GSA Connects 2021 in Portland, Oregon

Paper No. 172-2
Presentation Time: 1:50 PM

OSTRACODE DISTRIBUTION IN LAKES IN THE BAHAMAS AS A RESPONSE TO SEA LEVEL AND CLIMATE CHANGE


PARK BOUSH, Lisa, Department of Geosciences, University of Connecticut, 354 Mansfield Road U-1045, Storrs, CT 06269 and MICHELSON, Andrew, Science Department, SUNY Maritime College, 6 Pennyfield Ave, Bronx, NY 10465-4127

Lakes on carbonate platform islands such as the Bahamas display wide variability in morphometry, chemistry, and fauna. These parameters are ultimately driven by climate, sea level, carbonate accumulation and dissolution. A model dividing lakes into either constructional or destructional formational modes has been developed using both qualitative and quantitative data. This model shows that lake formation is influenced by the hydrologic balance associated with climatic conditions that drives karst dissolution as well as the deposition of aeolian dune ridges that isolate basins due to sea-level fluctuations.

The lake model was tested as a predictive tool for faunal distribution, using the microcrustacean group Ostracoda.
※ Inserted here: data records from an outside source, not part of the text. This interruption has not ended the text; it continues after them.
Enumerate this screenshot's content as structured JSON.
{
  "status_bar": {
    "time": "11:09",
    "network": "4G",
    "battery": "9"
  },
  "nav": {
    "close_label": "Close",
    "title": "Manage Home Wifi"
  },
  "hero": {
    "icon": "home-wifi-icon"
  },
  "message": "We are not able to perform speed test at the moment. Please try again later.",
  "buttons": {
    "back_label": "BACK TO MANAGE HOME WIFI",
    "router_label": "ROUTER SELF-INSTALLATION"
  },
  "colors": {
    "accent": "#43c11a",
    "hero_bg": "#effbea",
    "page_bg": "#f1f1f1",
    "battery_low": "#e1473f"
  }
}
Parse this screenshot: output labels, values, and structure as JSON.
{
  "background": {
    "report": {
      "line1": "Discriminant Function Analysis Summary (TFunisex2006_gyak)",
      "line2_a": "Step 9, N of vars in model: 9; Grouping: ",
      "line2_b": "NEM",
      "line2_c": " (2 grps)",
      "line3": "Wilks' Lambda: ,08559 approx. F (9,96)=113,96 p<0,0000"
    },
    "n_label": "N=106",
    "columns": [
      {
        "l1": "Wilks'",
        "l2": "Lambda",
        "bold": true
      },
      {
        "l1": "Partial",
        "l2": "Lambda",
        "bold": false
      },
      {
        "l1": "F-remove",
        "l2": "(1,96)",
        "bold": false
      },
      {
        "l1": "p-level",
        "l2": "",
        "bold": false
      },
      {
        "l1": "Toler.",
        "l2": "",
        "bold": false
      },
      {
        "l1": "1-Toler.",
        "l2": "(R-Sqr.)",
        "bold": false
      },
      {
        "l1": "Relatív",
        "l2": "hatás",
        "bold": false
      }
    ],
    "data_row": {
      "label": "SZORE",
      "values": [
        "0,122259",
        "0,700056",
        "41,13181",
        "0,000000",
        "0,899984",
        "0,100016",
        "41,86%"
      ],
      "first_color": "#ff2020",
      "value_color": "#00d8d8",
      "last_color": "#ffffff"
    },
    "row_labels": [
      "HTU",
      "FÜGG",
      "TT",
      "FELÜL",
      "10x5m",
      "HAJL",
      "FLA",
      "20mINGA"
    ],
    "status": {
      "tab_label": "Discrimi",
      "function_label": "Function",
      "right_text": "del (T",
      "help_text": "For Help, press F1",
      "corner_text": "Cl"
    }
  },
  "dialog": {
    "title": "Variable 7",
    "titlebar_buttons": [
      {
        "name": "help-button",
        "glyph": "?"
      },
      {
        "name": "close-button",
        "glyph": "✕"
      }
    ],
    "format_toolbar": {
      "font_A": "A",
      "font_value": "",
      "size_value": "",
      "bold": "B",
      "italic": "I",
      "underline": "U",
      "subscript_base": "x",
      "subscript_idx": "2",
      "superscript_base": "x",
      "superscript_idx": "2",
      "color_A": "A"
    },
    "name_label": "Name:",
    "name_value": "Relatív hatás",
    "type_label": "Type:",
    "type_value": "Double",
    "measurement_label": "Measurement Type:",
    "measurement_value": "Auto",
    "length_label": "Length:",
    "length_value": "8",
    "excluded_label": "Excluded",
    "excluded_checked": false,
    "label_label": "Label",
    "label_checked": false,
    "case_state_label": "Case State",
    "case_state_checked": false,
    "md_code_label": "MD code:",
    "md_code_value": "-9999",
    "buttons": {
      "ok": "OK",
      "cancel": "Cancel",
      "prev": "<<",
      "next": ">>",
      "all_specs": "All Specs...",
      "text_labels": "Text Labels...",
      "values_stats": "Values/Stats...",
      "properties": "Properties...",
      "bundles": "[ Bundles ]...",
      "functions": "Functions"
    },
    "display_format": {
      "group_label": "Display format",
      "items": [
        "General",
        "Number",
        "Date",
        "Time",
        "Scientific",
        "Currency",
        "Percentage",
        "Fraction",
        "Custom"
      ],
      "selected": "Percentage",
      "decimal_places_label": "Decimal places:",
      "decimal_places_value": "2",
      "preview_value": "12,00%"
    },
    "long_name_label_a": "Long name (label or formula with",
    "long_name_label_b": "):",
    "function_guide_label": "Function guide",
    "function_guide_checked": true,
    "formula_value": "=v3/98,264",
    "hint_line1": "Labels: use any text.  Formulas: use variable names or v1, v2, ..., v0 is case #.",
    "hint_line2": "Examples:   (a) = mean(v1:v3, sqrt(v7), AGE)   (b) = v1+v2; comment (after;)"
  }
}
We used an ostracode database comprised of 11 species from the 32 lakes on San Salvador Island. Ostracode counts included at least 400 right valves per lake. Live/dead studies indicate that the death assemblage faithfully records the living community. A non-parametric multi-dimensional scaling model of the ostracodes show that just like the physical and chemical model, blue holes tend to be similar in species composition and the interdunal depressions and cutoff lagoons also have similar assemblages. The two anomalies in the karsted depression are clustered together. These ostracode communities have either low or no Cyprideis americana—a widespread, cosmopolitan species found in almost all lakes. Instead, they are dominated by Peratocytheridea setipunctata, which is an ecological competitor to C. americana and found in almost all lakes but at higher abundances in the blue holes. While many people attribute species distributions to abiotic drivers, this lake model is able to separate physical versus biological variables and in this case, is able to inform us of an important case of competition that would otherwise not have been detected.